2. Description of the prior art
The inter-layer dielectric (ILD) positioned between the MOS transistor and the metallic conductive layer on the semiconductor wafer isolates and protects devices of the semiconductor wafer. A contact plug positioned within the ILD is employed as an electrical terminal between the MOS transistor and the metallic conductive layer. The contact plug is formed through etching a contact hole onto the ILD then filling the hole with metallic material.
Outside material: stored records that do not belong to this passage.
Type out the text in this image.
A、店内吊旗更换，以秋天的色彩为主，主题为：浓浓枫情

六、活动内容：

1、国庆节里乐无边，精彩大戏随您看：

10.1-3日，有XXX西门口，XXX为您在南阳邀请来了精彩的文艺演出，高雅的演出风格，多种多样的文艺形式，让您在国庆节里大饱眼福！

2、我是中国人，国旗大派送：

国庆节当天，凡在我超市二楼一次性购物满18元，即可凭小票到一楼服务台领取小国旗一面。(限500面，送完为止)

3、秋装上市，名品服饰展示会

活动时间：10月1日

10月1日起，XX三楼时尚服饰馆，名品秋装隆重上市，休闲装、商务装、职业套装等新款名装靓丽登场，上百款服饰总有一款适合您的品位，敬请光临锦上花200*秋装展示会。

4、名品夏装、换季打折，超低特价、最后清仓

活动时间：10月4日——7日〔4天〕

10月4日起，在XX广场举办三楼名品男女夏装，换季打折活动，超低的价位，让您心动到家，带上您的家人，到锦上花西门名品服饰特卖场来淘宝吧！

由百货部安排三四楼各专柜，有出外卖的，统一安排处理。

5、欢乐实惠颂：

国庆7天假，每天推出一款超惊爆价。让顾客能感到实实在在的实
In semiconductor processing at widths less than 0.25 um, a borderless contact structure is generally used to allow shorter distance between the contact hole and border of each layer so as to increase the device density on the semiconductor wafer. The borderless contact structure according to the prior art comprises a silicon nitride layer employed as a stop-etching layer positioned between the ILD and the MOS transistor. The ILD is made of silicon oxide and positioned above the MOS transistor. Because etching stops at the silicon nitride layer during processing of the borderless contact holes, etching of oxide layer in shallow trench isolation (STI) is prevented on the part of the MOS transistor.
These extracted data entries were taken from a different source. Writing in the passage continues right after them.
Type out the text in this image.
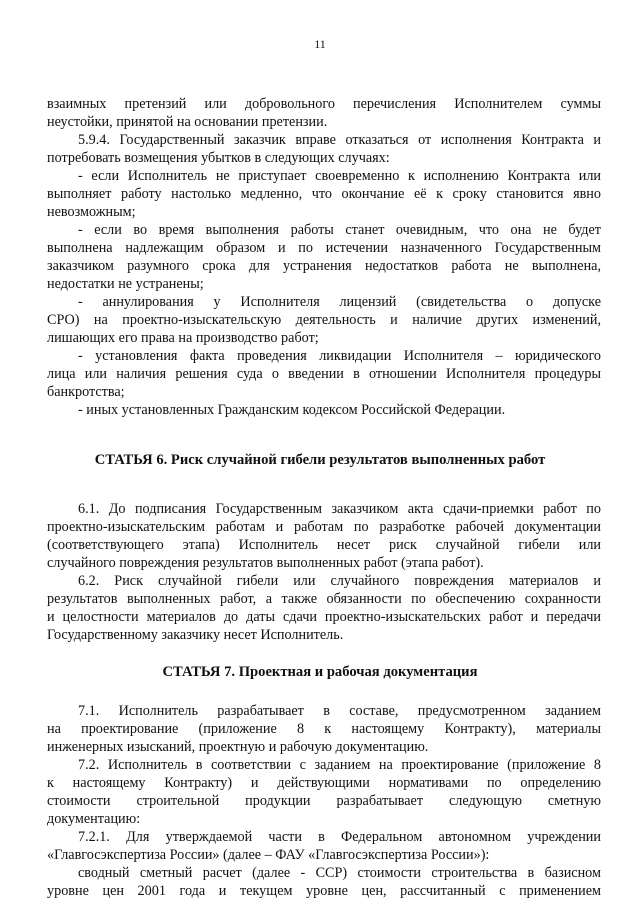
11
взаимных претензий или добровольного перечисления Исполнителем суммы
неустойки, принятой на основании претензии.
5.9.4. Государственный заказчик вправе отказаться от исполнения Контракта и
потребовать возмещения убытков в следующих случаях:
- если Исполнитель не приступает своевременно к исполнению Контракта или
выполняет работу настолько медленно, что окончание её к сроку становится явно
невозможным;
- если во время выполнения работы станет очевидным, что она не будет
выполнена надлежащим образом и по истечении назначенного Государственным
заказчиком разумного срока для устранения недостатков работа не выполнена,
недостатки не устранены;
- аннулирования у Исполнителя лицензий (свидетельства о допуске
СРО) на проектно-изыскательскую деятельность и наличие других изменений,
лишающих его права на производство работ;
- установления факта проведения ликвидации Исполнителя – юридического
лица или наличия решения суда о введении в отношении Исполнителя процедуры
банкротства;
- иных установленных Гражданским кодексом Российской Федерации.
СТАТЬЯ 6. Риск случайной гибели результатов выполненных работ
6.1. До подписания Государственным заказчиком акта сдачи-приемки работ по
проектно-изыскательским работам и работам по разработке рабочей документации
(соответствующего этапа) Исполнитель несет риск случайной гибели или
случайного повреждения результатов выполненных работ (этапа работ).
6.2. Риск случайной гибели или случайного повреждения материалов и
результатов выполненных работ, а также обязанности по обеспечению сохранности
и целостности материалов до даты сдачи проектно-изыскательских работ и передачи
Государственному заказчику несет Исполнитель.
СТАТЬЯ 7. Проектная и рабочая документация
7.1. Исполнитель разрабатывает в составе, предусмотренном заданием
на проектирование (приложение 8 к настоящему Контракту), материалы
инженерных изысканий, проектную и рабочую документацию.
7.2. Исполнитель в соответствии с заданием на проектирование (приложение 8
к настоящему Контракту) и действующими нормативами по определению
стоимости строительной продукции разрабатывает следующую сметную
документацию:
7.2.1. Для утверждаемой части в Федеральном автономном учреждении
«Главгосэкспертиза России» (далее – ФАУ «Главгосэкспертиза России»):
сводный сметный расчет (далее - ССР) стоимости строительства в базисном
уровне цен 2001 года и текущем уровне цен, рассчитанный с применением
Please refer to FIG. 1. FIG. 1 is a structural schematic diagram of the borderless contact holes 24, 26 on the semiconductor wafer 10 according to the prior art. The semiconductor wafer 10 comprises a substrate 12, a MOS transistor 14, a shallow trench 16, a silicon nitride layer 18, a silicon oxide layer 20 and two borderless contact holes 24, 26. The MOS transistor 14 and the shallow trench 16 are both positioned on the substrate 12. The silicon nitride layer 18 is positioned on the MOS transistor 14. The silicon oxide layer 20 is deposited on the silicon nitride layer 18.
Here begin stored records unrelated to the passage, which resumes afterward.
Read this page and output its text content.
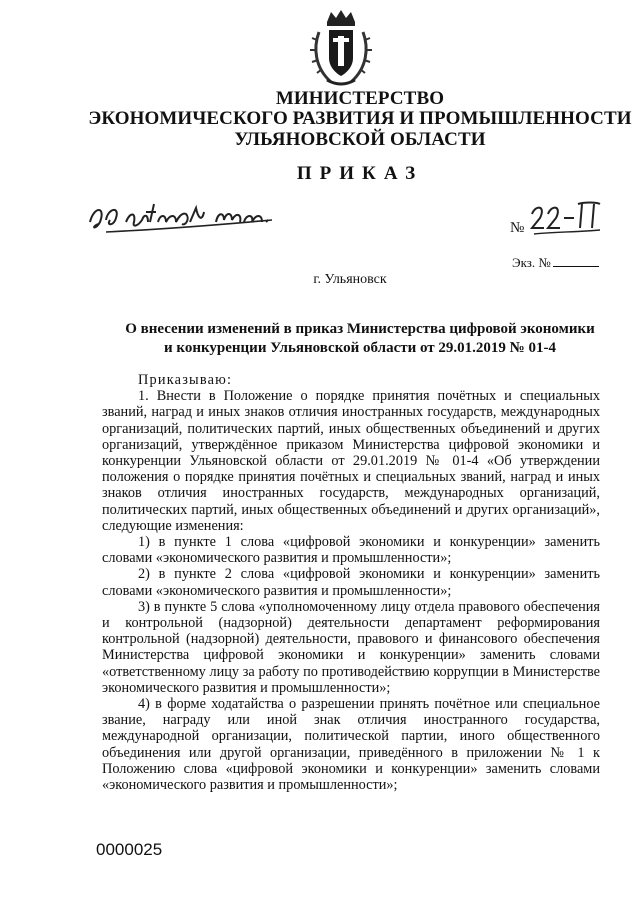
МИНИСТЕРСТВО
ЭКОНОМИЧЕСКОГО РАЗВИТИЯ И ПРОМЫШЛЕННОСТИ
УЛЬЯНОВСКОЙ ОБЛАСТИ
ПРИКАЗ
№
Экз. №
г. Ульяновск
О внесении изменений в приказ Министерства цифровой экономики
и конкуренции Ульяновской области от 29.01.2019 № 01-4

Приказываю:

1. Внести в Положение о порядке принятия почётных и специальных званий, наград и иных знаков отличия иностранных государств, международных организаций, политических партий, иных общественных объединений и других организаций, утверждённое приказом Министерства цифровой экономики и конкуренции Ульяновской области от 29.01.2019 № 01-4 «Об утверждении положения о порядке принятия почётных и специальных званий, наград и иных знаков отличия иностранных государств, международных организаций, политических партий, иных общественных объединений и других организаций», следующие изменения:

1) в пункте 1 слова «цифровой экономики и конкуренции» заменить словами «экономического развития и промышленности»;

2) в пункте 2 слова «цифровой экономики и конкуренции» заменить словами «экономического развития и промышленности»;

3) в пункте 5 слова «уполномоченному лицу отдела правового обеспечения и контрольной (надзорной) деятельности департамент реформирования контрольной (надзорной) деятельности, правового и финансового обеспечения Министерства цифровой экономики и конкуренции» заменить словами «ответственному лицу за работу по противодействию коррупции в Министерстве экономического развития и промышленности»;

4) в форме ходатайства о разрешении принять почётное или специальное звание, награду или иной знак отличия иностранного государства, международной организации, политической партии, иного общественного объединения или другой организации, приведённого в приложении № 1 к Положению слова «цифровой экономики и конкуренции» заменить словами «экономического развития и промышленности»;

0000025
Please refer to FIG. 2 to FIG. 4. FIG. 2 to FIG. 4 are schematic diagrams of forming the borderless contact holes 26 as shown in FIG. 1. As shown in FIG. 2, the nitride layer 18 and the silicon oxide layer 20 are sequentially deposited on the substrate 12. Then, a photo-resist layer 22 is formed in a predetermined area of the silicon oxide layer 20. Next, the position of the borderless contact hole 26 is defined by using the pattern transfer of a photomask. Next, as shown in FIG. 3, an anisotropic dry-etching process is performed on the portion of the silicon oxide layer 20 not covered by the photo-resist layer 22 to form an opening 28 by removing the silicon oxide layer 20 down to the silicon nitride layer 18. This dry-etching process employs fluorocarbon (C.sub.4 F.sub.8) and argon (Ar) as reacting gases and adds carbon monoxide (CO) to the reacting gases for adjusting the ratio of fluorine atoms to carbon atoms (F/C). Finally, as shown in FIG. 4, an etching process is performed on the silicon nitride layer 18 and a removing process is performed on the photo-resist layer 22 respectively. This completes processing of the borderless contact holes.
After dry-etching of the silicon nitride layer 18, polymers remain on the side and the bottom surface of the borderless contact hole 26 leading to a smaller contact area between the borderless contact hole 26 and the source and drain of the MOS transistor 14. The polymers on the bottom side of each contact hole 26, 28 also affect the surface condition and bonding of the metal layer in subsequent metallization processes. Therefore, the contact plug subsequently formed by filling metallic material in the contact hole 26 through metallic sputtering has a high resistance in excess of 5 ohms. In order to prevent increases of the resistance of the contact plug, the polymer remaining in the borderless contact hole 26 after the borderless contact hole 26 need to be completed cleaned out.
After dry-etching to form the opening in the region not covered by the photo-resist layer 22, polymer containing carbon atom is also generated from the etched silicon oxide that remain on the side of the opening 28 and the surface of the silicon nitride layer 18. These polymers affect the subsequent dry-etching process on the silicon nitride layer 18 as well as the after etching inspection critical dimension (AEI CD) of the borderless contact hole 26. Furthermore, the source or drain of the MOS transistor 14 may contain leftover polymer so as to form defects during the dry-etching process on the silicon nitride layer 18. However, if the polymers remaining within the opening 28 are removed at the same time the dry-etching process on the silicon nitride layer is performed, the etching selective ratio of silicon oxide to silicon nitride will be decreased during the dry-etching process. Thus, it is difficult to stop etching the silicon nitride layer 18 at the right time.